The new exoplanet orbits the bright star mu Arae located in the southern constellation of the Altar. It is the second planet discovered around this star and completes a full revolution in 9.5 days.
With a mass of only 14 times the mass of the Earth, the new planet lies at the threshold of the largest possible rocky planets, making it a possible super Earth-like object. Uranus, the smallest of the giant planets of the Solar System has a similar mass. However Uranus and the new exoplanet differ so much by their distance from the host star that their formation and structure are likely to be very different.

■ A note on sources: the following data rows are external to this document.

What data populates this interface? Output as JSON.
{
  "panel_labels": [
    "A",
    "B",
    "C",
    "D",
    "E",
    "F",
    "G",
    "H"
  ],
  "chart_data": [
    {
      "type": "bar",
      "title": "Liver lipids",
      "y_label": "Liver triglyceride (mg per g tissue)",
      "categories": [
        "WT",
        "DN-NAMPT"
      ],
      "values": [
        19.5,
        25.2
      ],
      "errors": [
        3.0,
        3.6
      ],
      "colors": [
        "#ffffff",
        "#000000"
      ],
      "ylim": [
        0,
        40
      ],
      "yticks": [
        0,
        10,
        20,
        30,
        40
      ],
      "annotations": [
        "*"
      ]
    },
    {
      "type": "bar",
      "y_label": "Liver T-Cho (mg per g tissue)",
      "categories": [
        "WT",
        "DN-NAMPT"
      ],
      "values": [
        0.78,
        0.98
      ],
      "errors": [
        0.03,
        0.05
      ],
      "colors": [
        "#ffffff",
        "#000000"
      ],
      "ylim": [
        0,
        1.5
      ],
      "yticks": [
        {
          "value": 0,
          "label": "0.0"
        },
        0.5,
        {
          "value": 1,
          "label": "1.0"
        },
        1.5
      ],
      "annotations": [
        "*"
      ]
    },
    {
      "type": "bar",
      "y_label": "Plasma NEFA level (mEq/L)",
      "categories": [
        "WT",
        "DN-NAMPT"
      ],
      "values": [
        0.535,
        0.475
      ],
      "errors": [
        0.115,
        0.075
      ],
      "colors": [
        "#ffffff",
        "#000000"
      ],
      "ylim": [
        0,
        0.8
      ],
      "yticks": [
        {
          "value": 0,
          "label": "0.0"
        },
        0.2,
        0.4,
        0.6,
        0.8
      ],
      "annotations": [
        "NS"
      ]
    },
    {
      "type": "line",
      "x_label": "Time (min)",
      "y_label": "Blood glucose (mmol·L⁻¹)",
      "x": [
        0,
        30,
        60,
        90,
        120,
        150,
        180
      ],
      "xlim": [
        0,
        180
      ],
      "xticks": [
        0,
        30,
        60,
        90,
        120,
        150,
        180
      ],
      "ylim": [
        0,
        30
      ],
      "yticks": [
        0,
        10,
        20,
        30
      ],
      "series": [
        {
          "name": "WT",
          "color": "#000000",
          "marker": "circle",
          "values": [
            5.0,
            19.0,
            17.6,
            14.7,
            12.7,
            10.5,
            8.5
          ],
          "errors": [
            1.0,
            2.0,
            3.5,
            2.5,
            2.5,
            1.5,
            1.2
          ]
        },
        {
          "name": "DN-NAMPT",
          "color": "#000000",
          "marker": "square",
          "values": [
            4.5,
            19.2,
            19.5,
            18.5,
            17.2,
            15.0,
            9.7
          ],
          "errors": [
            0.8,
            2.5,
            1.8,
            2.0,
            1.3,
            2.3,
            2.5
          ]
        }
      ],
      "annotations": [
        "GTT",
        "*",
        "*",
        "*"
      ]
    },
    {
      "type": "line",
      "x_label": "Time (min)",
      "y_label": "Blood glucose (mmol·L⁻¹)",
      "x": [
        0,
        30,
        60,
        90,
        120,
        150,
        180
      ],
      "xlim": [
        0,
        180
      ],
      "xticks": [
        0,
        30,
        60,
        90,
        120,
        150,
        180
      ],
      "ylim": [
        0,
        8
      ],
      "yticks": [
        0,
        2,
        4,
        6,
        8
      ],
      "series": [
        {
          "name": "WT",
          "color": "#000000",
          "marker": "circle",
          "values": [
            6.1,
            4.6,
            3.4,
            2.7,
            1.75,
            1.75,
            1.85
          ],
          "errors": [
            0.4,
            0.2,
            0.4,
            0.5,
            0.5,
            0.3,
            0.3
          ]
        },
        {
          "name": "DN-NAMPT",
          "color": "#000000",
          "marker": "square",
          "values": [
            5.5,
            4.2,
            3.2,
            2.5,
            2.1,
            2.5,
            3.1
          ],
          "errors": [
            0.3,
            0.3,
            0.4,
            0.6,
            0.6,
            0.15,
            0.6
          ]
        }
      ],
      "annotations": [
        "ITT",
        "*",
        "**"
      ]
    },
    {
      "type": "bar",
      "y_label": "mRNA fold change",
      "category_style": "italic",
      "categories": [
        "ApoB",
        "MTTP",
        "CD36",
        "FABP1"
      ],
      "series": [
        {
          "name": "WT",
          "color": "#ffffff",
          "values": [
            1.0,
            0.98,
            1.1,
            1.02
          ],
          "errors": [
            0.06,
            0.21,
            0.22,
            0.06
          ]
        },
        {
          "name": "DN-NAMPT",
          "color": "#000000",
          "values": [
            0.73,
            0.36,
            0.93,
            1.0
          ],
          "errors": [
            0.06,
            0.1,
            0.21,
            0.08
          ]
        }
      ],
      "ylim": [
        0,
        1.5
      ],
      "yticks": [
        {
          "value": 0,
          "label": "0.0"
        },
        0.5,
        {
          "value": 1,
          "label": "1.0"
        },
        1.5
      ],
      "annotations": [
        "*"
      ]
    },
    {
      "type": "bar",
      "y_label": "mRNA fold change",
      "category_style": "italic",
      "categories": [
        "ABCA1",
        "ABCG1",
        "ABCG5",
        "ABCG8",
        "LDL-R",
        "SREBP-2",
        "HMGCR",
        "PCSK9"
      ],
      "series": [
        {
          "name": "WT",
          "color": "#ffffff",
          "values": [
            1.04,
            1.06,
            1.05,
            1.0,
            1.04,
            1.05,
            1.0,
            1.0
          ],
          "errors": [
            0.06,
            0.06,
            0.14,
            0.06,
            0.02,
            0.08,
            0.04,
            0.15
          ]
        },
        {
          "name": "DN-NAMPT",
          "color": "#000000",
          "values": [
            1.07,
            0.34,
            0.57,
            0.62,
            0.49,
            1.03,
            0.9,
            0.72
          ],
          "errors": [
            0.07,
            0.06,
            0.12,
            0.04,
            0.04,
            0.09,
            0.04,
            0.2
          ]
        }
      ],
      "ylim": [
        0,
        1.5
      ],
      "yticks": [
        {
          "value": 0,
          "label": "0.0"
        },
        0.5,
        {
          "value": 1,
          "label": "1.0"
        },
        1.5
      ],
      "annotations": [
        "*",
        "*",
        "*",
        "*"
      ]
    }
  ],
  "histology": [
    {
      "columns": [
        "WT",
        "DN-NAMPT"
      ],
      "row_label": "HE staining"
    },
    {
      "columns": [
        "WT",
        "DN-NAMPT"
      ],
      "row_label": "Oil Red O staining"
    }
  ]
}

This discovery was made possible by the HARPS spectrograph on ESO’s 3.6-m telescope at La Silla, which allows radial velocities to be measured with a precision better than 1 m/s. It is another clear demonstration of the European leadership in the field of exoplanet research.
In a discovery that has left one expert stunned, European astronomers have found one of the smallest planets known outside our solar system, a world about 14 times the mass of our own around a star much like the sun.
It could be a rocky planet with a thin atmosphere, a sort of “super Earth,” the researchers said.
But this is no typical Earth. It completes its tight orbit in less than 10 days, compared to the 365 required for our year. Its daytime face would be scorched.
The planet’s surface conditions aren’t known, said Portuguese researcher Nuno Santos, who led the discovery. “However, we can expect it to be quite hot, given the proximity to the star.”
Hot as in around 1,160 degrees Fahrenheit (900 Kelvin), Santos said.
Still, the discovery is a significant advance in technology: No planet so small has ever been detected around a normal star. And the finding reveals a solar system more similar to our own than anything found so far.
The star is like our sun and just 50 light-years away. A light-year is the distance light travels in a year, about 6 trillion miles (10 trillion kilometers). Most of the known extrasolar planets are hundreds or thousands of light-years distant.
The star, mu Arae, is visible under dark skies from the Southern Hemisphere. It harbors two other planets. One is Jupiter-sized and takes 650 days to make its annual trip around the star. The other planet, whose existence was confirmed with the help of the new observations, is farther out.
The three-planet setup, with one being rocky, is unique.
“It’s much closer to our solar system than anything we’ve found so far,” said Alan Boss, a planet-formation theorist at the Carnegie Institution in Washington.
“This really is an exciting discovery,” said Boss, who was not involved in the work. “I’m still somewhat stunned they have such good data.”
The discovery was made with a European Southern Observatory telescope at La Silla, Chile, working at the verge of what’s possible to detect.
Most of the more than 120 planets found beyond our solar system are gaseous worlds as big or larger than Jupiter, mostly in tight orbits that would not permit a rocky planet to survive.
A handful of planets smaller than Saturn have been found, but none anywhere near as small as the one announced today. And a trio of roughly Earth-sized planets was found in 2002 to orbit a dense stellar corpse known as a neutron star. They are oddballs, however, circling rapidly around a dark star that would not support life. Some planet hunters don’t consider these three to be as important as planets around normal stars.
At 14 times the mass of Earth, the newfound planet — circling a star similar in size and brightness to our sun — is about as heavy as Uranus, a world of gas and ice and the smallest giant planet in our solar system. Theorists say 14 Earth-masses is roughly the upper limit for a planet to possibly remain rocky, however.